Avant le match de vendredi contre le Pays de Galles, les caméras du stade montraient un homme sanglotant pendant que l’hymne iranien était joué. Lorsqu’une femme émotive a été montrée, les fans ont éclaté de joie. Ailleurs, d’autres ont hué. Dans les sièges, une femme a dévoilé un maillot n°22 avec le nom de Mahsa Amini dessus. C’est la jeune femme de 22 ans qui est décédée alors qu’elle était en garde à vue en septembre, déclenchant un mouvement croissant de mécontentement à propos des libertés et des droits des femmes sous le régime théocratique iranien.
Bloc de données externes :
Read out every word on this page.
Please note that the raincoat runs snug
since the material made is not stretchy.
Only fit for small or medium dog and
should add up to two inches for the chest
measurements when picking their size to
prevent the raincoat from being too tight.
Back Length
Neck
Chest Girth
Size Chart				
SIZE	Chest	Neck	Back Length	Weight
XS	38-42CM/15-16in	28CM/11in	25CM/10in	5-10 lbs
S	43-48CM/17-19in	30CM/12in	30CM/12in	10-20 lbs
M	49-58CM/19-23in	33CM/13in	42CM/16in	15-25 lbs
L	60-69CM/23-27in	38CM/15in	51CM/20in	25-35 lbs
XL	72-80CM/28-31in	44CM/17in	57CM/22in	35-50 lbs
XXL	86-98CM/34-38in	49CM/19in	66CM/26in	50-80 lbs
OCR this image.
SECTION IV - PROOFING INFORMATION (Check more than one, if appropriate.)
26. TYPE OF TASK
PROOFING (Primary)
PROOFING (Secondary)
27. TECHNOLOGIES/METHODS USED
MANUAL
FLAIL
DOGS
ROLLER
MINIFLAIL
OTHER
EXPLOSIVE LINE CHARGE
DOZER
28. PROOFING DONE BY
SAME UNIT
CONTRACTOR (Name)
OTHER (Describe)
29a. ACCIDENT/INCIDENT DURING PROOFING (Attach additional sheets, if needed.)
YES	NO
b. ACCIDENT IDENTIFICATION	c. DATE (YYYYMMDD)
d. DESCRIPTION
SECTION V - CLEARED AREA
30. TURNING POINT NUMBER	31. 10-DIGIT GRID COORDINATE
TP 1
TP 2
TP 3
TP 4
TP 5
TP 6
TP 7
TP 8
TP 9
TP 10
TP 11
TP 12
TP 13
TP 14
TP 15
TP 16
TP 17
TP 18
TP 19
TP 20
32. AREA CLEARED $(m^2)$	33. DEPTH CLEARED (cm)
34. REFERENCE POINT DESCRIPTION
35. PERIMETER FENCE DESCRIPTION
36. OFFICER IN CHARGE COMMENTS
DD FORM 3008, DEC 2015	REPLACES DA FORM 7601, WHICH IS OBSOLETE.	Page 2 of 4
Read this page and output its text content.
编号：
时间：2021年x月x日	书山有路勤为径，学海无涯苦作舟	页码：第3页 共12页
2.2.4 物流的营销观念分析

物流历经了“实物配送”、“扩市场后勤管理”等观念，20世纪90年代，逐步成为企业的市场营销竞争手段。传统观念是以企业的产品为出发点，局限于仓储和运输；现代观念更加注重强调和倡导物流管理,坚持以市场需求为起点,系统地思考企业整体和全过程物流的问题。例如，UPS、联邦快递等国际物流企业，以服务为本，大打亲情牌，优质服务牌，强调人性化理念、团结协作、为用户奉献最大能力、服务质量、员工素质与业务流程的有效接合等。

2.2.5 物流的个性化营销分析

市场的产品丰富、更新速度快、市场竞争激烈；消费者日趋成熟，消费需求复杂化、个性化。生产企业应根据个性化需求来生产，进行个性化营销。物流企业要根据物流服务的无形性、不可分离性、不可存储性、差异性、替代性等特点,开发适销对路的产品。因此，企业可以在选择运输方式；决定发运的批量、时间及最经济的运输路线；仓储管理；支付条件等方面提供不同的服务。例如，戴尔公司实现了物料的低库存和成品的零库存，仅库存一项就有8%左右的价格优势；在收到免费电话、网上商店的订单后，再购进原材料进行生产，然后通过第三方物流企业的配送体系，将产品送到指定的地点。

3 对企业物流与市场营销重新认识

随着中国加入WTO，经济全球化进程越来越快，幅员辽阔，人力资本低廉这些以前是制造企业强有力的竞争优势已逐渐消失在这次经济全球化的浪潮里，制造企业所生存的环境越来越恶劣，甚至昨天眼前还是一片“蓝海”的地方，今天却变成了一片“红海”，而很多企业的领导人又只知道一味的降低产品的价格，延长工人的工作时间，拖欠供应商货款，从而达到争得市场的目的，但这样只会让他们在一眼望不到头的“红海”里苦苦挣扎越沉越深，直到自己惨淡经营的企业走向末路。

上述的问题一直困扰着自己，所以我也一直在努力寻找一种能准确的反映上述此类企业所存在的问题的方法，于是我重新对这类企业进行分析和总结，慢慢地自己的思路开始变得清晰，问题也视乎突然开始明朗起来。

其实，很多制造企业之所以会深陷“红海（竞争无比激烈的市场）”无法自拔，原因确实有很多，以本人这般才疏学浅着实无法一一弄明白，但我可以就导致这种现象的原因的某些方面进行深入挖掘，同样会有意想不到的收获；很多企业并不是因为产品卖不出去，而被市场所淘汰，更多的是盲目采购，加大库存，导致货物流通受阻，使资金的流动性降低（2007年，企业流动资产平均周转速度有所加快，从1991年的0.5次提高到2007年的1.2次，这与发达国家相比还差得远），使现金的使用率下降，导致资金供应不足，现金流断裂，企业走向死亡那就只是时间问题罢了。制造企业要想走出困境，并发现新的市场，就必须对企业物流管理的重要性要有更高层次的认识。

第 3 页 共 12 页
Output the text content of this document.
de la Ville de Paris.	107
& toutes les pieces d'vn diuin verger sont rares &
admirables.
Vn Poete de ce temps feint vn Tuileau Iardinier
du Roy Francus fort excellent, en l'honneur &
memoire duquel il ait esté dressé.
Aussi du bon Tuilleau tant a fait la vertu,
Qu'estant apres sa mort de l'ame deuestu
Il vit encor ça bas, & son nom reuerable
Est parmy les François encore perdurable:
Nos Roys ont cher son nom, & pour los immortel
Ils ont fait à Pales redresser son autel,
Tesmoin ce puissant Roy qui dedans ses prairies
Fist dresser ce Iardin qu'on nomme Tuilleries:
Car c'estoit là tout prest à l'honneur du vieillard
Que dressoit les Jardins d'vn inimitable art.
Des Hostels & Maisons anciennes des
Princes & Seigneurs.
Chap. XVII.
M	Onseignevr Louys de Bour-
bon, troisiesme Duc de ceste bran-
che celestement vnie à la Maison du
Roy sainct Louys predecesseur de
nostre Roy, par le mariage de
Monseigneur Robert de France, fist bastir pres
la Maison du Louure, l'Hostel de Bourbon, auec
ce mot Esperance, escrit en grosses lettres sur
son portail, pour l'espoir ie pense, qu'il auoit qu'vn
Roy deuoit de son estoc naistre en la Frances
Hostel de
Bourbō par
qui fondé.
Ce sont cependant les actions des joueurs iraniens qui ont attiré le plus l’attention. Après s’être tenus silencieux pendant l’hymne avant leur premier match, ils ont semblé chanter avec plus ou moins d’engagement au milieu d’un mélange de huées et d’acclamations.

La base de fans de l’Iran peut être aussi constamment bruyante que n’importe laquelle ici à la Coupe du monde. C’était vrai avant le match, alors que ses fans et ceux qui venaient encourager le Pays de Galles sortaient du métro et se dirigeaient vers le stade Ahmad bin Ali. Une femme sortant du métro a lancé un chant : « Dites son nom ! Mahsa ! Amini ! » – c’est devenu courant ici. D’autres portaient des T-shirts bleus sur lesquels on pouvait lire « Woman Life Freedom ». Un homme portait une chemise sur laquelle on pouvait lire « Arrest of Lawyers = Beginning of Your End » en anglais sur le devant et en arabe sur le dos.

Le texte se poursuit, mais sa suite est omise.